Reason Vectors: Abstract Representation of Chemistry–Biology Interaction Outcomes, for Reasoning and Prediction

Many traditional quantitative structure–activity relationship (QSAR) models are based on correlation with high-dimensional, highly variable molecular features in their raw form, limiting their generalizing capabilities despite the use of large training sets. They also lack elements of causality and reasoning. With these issues in mind, we developed a method for learning higher-level abstract representations of the effects of the interactions between molecular features and biology. We named the representations as the reason vectors. They are composed of a series of computed activity of substructures obtained from stepwise reconstruction of the molecule. This representation is very different from fingerprints, which are composed of molecular features directly.
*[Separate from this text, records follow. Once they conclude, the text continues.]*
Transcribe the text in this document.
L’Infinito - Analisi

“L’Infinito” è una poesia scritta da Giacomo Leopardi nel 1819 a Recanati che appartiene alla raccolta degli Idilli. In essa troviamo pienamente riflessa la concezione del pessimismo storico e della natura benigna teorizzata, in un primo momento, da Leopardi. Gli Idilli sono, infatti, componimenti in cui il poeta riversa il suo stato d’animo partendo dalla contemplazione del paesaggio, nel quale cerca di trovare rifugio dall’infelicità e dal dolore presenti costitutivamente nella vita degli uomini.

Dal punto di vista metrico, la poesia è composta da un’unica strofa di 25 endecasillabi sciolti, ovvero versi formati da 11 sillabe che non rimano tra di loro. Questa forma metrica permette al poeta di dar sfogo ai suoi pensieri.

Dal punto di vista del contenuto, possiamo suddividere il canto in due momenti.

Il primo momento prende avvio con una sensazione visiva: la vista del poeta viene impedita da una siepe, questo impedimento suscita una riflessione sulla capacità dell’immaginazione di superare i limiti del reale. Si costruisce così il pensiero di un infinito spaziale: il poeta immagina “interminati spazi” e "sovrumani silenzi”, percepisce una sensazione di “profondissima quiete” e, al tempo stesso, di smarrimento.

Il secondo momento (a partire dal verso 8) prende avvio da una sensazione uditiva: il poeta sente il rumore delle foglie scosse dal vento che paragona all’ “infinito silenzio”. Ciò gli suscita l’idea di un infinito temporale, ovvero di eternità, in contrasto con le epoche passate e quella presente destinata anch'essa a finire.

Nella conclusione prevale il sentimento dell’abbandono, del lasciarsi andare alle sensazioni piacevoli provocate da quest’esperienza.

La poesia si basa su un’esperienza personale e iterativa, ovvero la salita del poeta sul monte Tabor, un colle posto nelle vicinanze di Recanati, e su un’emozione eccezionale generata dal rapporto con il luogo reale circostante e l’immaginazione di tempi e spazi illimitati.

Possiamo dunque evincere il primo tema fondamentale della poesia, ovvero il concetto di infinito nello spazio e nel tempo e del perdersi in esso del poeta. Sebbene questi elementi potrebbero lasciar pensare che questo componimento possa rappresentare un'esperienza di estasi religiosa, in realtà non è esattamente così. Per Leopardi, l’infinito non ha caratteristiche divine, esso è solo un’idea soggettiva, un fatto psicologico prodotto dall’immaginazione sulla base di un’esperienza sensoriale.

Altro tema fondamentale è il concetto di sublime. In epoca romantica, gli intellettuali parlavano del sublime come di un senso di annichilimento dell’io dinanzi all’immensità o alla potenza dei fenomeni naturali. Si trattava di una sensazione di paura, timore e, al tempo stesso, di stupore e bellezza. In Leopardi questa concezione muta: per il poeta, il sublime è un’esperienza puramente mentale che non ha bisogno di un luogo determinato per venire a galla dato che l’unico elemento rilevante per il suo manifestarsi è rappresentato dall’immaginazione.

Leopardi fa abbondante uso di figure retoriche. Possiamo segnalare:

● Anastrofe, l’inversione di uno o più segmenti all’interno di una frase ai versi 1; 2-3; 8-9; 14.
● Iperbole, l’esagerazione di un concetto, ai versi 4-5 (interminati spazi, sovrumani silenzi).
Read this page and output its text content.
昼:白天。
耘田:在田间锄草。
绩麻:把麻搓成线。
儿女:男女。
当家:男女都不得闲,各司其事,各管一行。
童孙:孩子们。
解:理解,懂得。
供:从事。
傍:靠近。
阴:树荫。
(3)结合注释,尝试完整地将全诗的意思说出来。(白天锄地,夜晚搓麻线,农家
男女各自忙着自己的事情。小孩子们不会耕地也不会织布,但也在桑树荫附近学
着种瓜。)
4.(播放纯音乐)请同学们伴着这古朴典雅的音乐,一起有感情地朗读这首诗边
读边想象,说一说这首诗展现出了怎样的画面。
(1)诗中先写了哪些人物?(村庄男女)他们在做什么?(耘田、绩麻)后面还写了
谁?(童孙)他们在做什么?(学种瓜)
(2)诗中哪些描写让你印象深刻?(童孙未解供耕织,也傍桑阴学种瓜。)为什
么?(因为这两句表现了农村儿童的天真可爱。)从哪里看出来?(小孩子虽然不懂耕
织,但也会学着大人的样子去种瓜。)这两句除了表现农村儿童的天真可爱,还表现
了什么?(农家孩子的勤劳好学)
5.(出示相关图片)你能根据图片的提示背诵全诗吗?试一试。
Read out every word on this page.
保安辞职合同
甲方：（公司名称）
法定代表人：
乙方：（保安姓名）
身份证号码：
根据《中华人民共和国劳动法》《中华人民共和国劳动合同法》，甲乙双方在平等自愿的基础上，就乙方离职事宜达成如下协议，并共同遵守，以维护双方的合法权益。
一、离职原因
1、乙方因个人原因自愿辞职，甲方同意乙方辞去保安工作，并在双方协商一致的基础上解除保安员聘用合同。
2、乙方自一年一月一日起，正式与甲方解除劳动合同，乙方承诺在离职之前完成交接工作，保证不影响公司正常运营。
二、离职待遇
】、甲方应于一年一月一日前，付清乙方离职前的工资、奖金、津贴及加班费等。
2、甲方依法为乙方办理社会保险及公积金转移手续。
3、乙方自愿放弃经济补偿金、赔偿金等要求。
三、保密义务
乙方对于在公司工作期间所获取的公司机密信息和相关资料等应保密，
These vectors capture reasons of bioactivity of chemicals (or absence thereof) in an abstract form, uncover causality in interactions between chemical features, and generalize beyond specific chemical classes or bioactivity. Reason vectors contain only a few key attributes and are much smaller than molecular fingerprints. They allow vague and conceptual similarity searches, less susceptible to failure on novel combinations of query molecule features and more likely to identify reasons of activity in chemical classes that are absent in training data. Reason vectors can be compared with each other and their activity can be computed by matching with vectors from molecules with known bioactivity. A single molecule produces as many reason vectors as heavy atoms in it, and a simple count of these vectors in a series of activity ranges is all what is needed to predict its bioactivity. Thus, the prediction method is devoid of gradient optimization or statistical fitting.